PORTER, HENRY (fl. 1599), dramatist, is frequently referred to in Henslowe's ‘Diary’ between 16 Dec. 1596 and 26 May 1599. On 30 May 1598 Henslowe paid 4l. to Thomas Dowton and Mr. Porter for the play called ‘Love Prevented.’ On 18 Aug. 1598 Henslowe bought the play called ‘Hot Anger soon Cold,’ by Porter, Chettle, and Jonson. On 22 Dec. 1598 he bought the second part of Porter's ‘Two Angry Women of Abington.’ On 28 Feb. 1599 Porter promised Henslowe all his compositions, whether written alone or in collaboration, for a loan of 40s., being earnest-money for his ‘Two Merry Women of Abington.’ On 4 March 1599 Henslowe paid for ‘The Spencers’ by Porter and Chettle. Many small money advances followed. Francis Meres, in his ‘Palladis Tamia’ (1598), mentions Porter as a leading dramatist. One of Weever's epigrams (1598), addressed ‘ad Henricum Porter,’ describes a man of mature age, but he is probably addressing another Henry Porter who graduated bachelor of music from Christ Church, Oxford, in July 1600, and was father of Walter Porter [q. v.]
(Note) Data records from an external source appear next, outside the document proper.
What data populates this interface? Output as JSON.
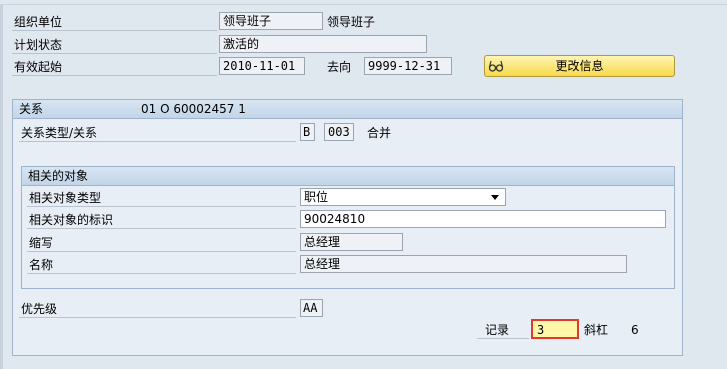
{
  "header": {
    "org_unit_label": "组织单位",
    "org_unit_value": "领导班子",
    "org_unit_text": "领导班子",
    "plan_status_label": "计划状态",
    "plan_status_value": "激活的",
    "valid_from_label": "有效起始",
    "valid_from_value": "2010-11-01",
    "valid_to_label": "去向",
    "valid_to_value": "9999-12-31",
    "change_info_button": "更改信息"
  },
  "relationship": {
    "title": "关系",
    "title_info": "01 O  60002457 1",
    "type_label": "关系类型/关系",
    "type_code": "B",
    "rel_code": "003",
    "rel_text": "合并"
  },
  "related_object": {
    "title": "相关的对象",
    "type_label": "相关对象类型",
    "type_value": "职位",
    "id_label": "相关对象的标识",
    "id_value": "90024810",
    "abbr_label": "缩写",
    "abbr_value": "总经理",
    "name_label": "名称",
    "name_value": "总经理"
  },
  "priority": {
    "label": "优先级",
    "value": "AA"
  },
  "record": {
    "label": "记录",
    "value": "3",
    "slash_label": "斜杠",
    "total": "6"
  },
  "icons": {
    "change_info": "glasses-icon",
    "dropdown": "chevron-down-icon"
  },
  "colors": {
    "button_bg": "#f7d94a",
    "group_header": "#c2d5e8",
    "record_field": "#fff8a8",
    "cursor_marker": "#e03a2c"
  }
}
Of the five plays mentioned above, the only one extant is ‘The Pleasant Historie of the two Angrie Women of Abington. With the humorous mirth of Dick Coomes and Nicholas Proverbes, two Serving men. As it was lately playde by the Right Honorable the Earle of Nottingham, Lord High Admirall, his servants. By Henry Porter, Gent.,’ London, 1599, 4to. A second edition, in quarto, was issued in the same year. The play has been edited by Alexander Dyce for the Percy Society in 1841, by William Carew Hazlitt, in vol. vii. of Dodsley's ‘Old Plays’ (4th edit. 1874), and by Mr. Havelock Ellis in ‘Nero and other Plays,’ Mermaid Series, 1888. Charles Lamb gave extracts from it among his selections from the ‘Garrick Plays’ (Bohn's edit. 1854, p. 432), and judged it ‘no whit inferior to either the “Comedy of Errors” or the “Taming of the Shrew.” … Its night scenes are peculiarly sprightly and wakeful, the versification unencumbered, and rich with compound epithets.’

[Hunter's Chorus Vatum, ii. 302 (Addit. MS. 24488); Fleay's Biographical Chron. of the English Drama, 1559–1642, ii. 162; Fleay's Hist. of the Stage, p. 107; and editions of Dyce, Hazlitt, and Ellis quoted above.]